Numerical Investigation of the Most Affecting Parameters on Foam Flooding Performance in Carbonate Naturally Fractured Reservoirs

Abstract

As one of the methods for reducing gas mobility and delaying gas breakthrough time, foam flooding has potentials to play a crucial role in the oil industry. Thus, being used in highly heterogeneous reservoirs, e.g., naturally fractured reservoirs, it can increase sweep efficiency. In this paper, a conceptual 3D model has been used for demonstration of influential factors on foam flooding in naturally fractured reservoirs. A series of numerical analysis on fracture and matrix permeability, fracture spacing, wettability, and foam parameters have been conducted. Furthermore, an investigation of certain phenomena, including diffusion and the block-to-block effect, has been conducted. Based on the simulations, increasing fracture permeability increased GOR in foam flooding, while increasing matrix permeability decreased it. Moreover, regardless of the intensity of the fracture in the models, the foam decreased the gas rate and increased the oil recovery. However, cases with higher fracture spacing ended up having higher GORs. Foam injection performed very well in both water-wet and oil-wet scenarios; however, it performed better in the oil-wet case.
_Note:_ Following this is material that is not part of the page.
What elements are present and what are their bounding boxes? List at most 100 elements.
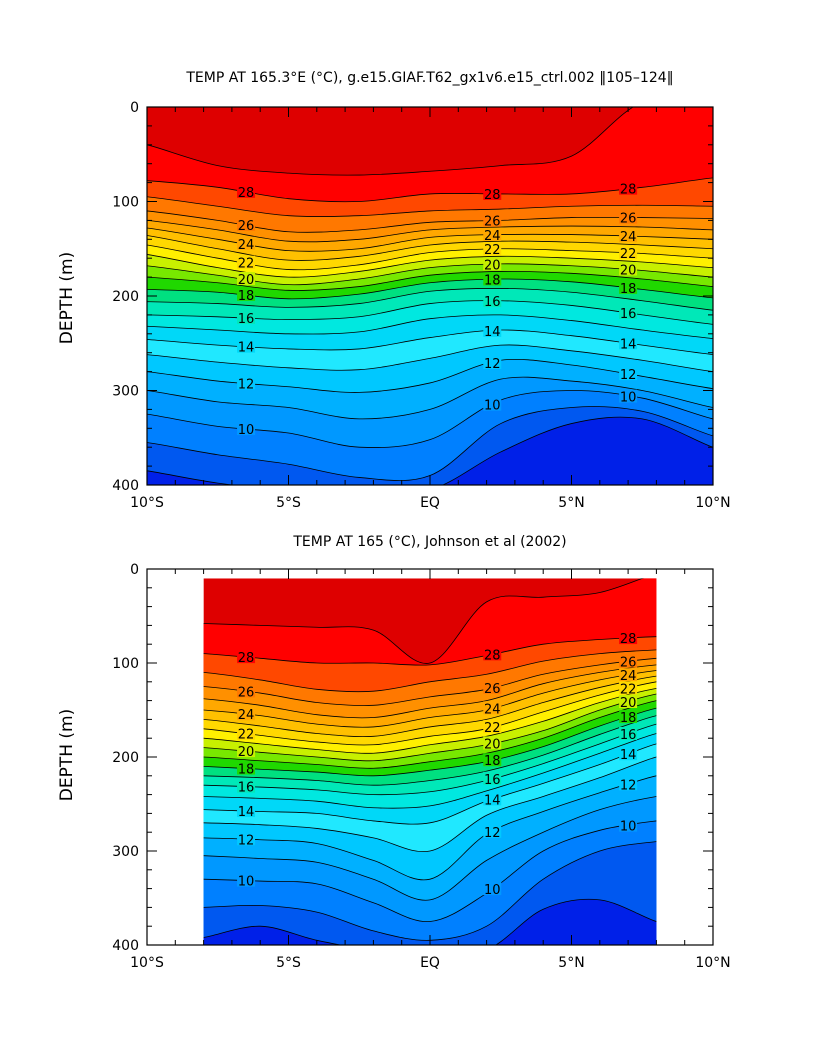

While consideration of diffusion increased GOR in model with very low matrix permeability, taking the block-to-block effect decreased GOR and increased oil recovery in all scenarios. Furthermore, the foam injection rate was one of the most critical variables that needed to be optimized. In conclusion, the foam flooding not only tended to decrease GOR drastically but also increased oil recovery significantly in naturally fractured reservoirs. However, different rock, fluid, and injection properties can significantly change the results.